Выехали на Центральную, подковы зацокали по булыжнику, и Семен, словно приободренный этим цокотом, подхлестнул коня, пуская легким галопом, и гаркнул оглушительно басом „для настроения“, как сам проговорился однажды: „По-оберегись!“ И даже не придержал коня на спуске, лишь перед привокзальной площадью осадил лихо на повороте с привычным: „По-оберегись!“
Малявин подхватил картонную упаковку и пошел вдоль состава, высматривая знакомого земца. Искренне обрадовался, увидев его, а более того, самой оказии передать для маленького Андрюши туесок духовитого липового меда (тетушка писала, что минувшей зимой он сильно страдал от простуды), пару фунтов отборной икры, которую удалось сторговать в этот раз по два рубля восемьдесят копеек, и заводную механическую лягушку-квакушку. Собрал самый минимум, чтобы не обременять малознакомого товарища по службе. Пусть он и говорил, что ему  не в тягость, а все же первым делом критически оглядел коробку и расцвел улыбкой, убеждаясь, что в самом деле посылка маленькая.
Малявин раскланялся, распрощался с сослуживцем и вдруг почему-то прямо здесь, на перроне, вспомнил: „Дорог не подарок, дорого внимание“. Это простенькое присловье любила повторять мама. Он приостановился, он разом понял, что  так тяготило последние дни — годовщина смерти. „А на могилку сходить некому, потому что... Потому что — потому!..“
 — К Крестовоздвиженской церкви, и помедленней, будь добр.
Семен пустил коня шагом, не спрашивая ни о чем, по голосу угадал, что господин Малявин  не в себе. Внешне Семен не показывал, что ему приятен  рослый земский чиновник, но для себя его выделял среди прочих ездоков. Другой бы сегодня шум-гам поднял, а он ничего... „Дак я и не знал, что ему к скорому надобно быть“, — тут же оправдался  по всегдашней  привычке. Вчера  один чин сунул полтинник и давай стучать по спине ровно по барабану, да с криком: „Чего медлишь, сукин сын?“ А потом ждал его два часа в Затоне. Полтина — дело хорошее, но и уважение надо иметь, хоть ты и высокоблагородие. А Георгий Палыч всегда: „Обедал, Семен? Так езжай, я с часок здесь пробуду...“ Эх, жаль, хомут придется сменить, обузили, явно обузили, да и не ложится он ладно Карду.

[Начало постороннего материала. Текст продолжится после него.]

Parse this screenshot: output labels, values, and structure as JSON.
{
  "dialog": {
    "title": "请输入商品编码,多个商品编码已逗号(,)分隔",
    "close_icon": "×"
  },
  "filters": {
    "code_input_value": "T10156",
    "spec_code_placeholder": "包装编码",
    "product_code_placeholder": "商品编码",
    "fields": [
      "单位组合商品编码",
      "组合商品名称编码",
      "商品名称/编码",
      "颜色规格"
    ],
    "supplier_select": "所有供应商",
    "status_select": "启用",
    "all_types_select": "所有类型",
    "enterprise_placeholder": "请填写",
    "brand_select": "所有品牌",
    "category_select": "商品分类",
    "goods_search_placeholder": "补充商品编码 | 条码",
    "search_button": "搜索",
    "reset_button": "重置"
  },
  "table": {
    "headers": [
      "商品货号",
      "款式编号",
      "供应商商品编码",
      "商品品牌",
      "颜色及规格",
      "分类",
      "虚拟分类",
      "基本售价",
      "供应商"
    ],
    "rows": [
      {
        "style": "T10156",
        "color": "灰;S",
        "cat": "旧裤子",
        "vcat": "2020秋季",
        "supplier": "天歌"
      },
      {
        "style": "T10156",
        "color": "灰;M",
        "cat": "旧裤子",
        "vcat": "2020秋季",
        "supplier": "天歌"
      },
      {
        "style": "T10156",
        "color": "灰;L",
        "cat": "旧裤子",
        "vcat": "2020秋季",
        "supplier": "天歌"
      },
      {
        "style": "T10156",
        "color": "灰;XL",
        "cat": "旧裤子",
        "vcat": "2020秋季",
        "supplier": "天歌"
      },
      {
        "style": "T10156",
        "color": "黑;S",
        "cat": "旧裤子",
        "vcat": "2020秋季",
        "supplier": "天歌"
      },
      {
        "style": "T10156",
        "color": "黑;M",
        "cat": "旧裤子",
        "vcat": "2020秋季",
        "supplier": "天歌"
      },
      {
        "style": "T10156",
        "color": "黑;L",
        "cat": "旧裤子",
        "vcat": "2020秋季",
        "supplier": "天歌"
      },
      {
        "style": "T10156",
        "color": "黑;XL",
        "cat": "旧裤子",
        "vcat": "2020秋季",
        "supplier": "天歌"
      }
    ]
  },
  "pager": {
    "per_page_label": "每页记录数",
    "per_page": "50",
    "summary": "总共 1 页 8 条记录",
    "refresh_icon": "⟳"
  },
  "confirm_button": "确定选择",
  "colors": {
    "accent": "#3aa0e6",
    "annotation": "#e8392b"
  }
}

— А сахар до чего любит, вы не представляете! — выговорил Семен полуобернувшись, не выдержав долгого молчания.
 — О чем ты, Семен?
 — Кард, говорю, сахар прямо издалека чует. Без сахара выйдете, глазом не поведет. А стоит кусок в карман сунуть, так он, подлец, сразу распознает и ластиться начнет. Вот истинный крест! О-о! Видите, косит глазом, мне думается, он понимает, что про него говорим — такой ушлый.
 — Конек у тебя ладный. Масть только странная — мышастый, а с другой стороны...
Семен раззявился в улыбке, словно похвала предназначалась ему.
 —Едва сторговал у армейского интенданта. Еще передние бабки были сбиты. А то не укупил бы, нет!
Крестовоздвиженская церковь считалась лучшей в городе по внутреннему убранству, настенной росписи, стояла на месте приметном, высоком, близ крутого правобережья, где река Белая плавной дугой огибала эту возвышенность и ту первую засеку, острог, поставленный русскими казаками. Он не знал, в честь кого поставили они здесь первый крест, но ему хотелось предполагать, что в честь основания своего немудреного, но видного на многие версты окрест поселения.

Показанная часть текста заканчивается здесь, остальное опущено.